Daha rasyonel bir kaynak yönetimi sağlamak ve böylece çevreyi iyileştirmek için Devletler, kalkınmanın insan ortamını koruma ve iyileştirme ihtiyacına uygun olmasını sağlamak için kalkınma planlarına entegre ve koordine bir yaklaşım benimsemelidir.

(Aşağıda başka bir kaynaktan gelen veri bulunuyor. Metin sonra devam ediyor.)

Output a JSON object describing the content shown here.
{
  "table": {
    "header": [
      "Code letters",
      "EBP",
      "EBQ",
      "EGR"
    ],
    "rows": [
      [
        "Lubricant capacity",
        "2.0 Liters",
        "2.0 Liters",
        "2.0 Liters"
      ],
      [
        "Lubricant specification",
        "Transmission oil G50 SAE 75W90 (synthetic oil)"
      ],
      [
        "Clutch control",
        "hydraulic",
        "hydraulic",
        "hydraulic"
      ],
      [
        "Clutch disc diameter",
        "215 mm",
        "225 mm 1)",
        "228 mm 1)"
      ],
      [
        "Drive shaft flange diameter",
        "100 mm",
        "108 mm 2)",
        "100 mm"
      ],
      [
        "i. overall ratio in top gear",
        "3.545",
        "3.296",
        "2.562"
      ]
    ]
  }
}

Tüm Devletlerin çevre politikaları, gelişmekte olan ülkelerin mevcut veya gelecekteki kalkınma potansiyelini geliştirmeli ve olumsuz yönde etkilememeli ve hepsinin daha iyi yaşam koşullarına ulaşmasını engellememelidir.

(6) Kirlilik Kontrolü:

Devletler, insan sağlığına zarar verebilecek, canlı kaynaklara ve deniz yaşamına zarar verecek, tesislere zarar verecek veya denizin diğer meşru kullanımlarına müdahale edebilecek maddelerle denizlerin kirlenmesini önlemek için tüm olası adımları atmalıdır. Çevresel risklerin tanımlanması, önlenmesi ve kontrolüne ve çevresel sorunların çözümüne ve insanlığın ortak yararına bilim ve teknoloji uygulanmalıdır.

(7) Kaynak Planlaması:

Gelişmekte olan ülkelerin gereklilikleri ve çevresel koruma önlemlerini kalkınma planlarına dahil etmelerinden doğabilecek her türlü maliyeti ve bunlara ek uluslararası teknik ve mali yardım sağlamak için gerekli olmaları dikkate alınarak çevrenin korunması ve iyileştirilmesi için kaynak sağlanmalıdır. Bu amaç.

(8) Nükleer Silah Yasağı:

İnsan ve çevresi nükleer silahların etkisinden ve diğer tüm kitle imha araçlarından korunmalıdır. Devletler, ilgili uluslararası organlarda, bu tür silahların imhası ve tamamen imhası konusunda derhal anlaşmaya varmak için çaba göstermelidir.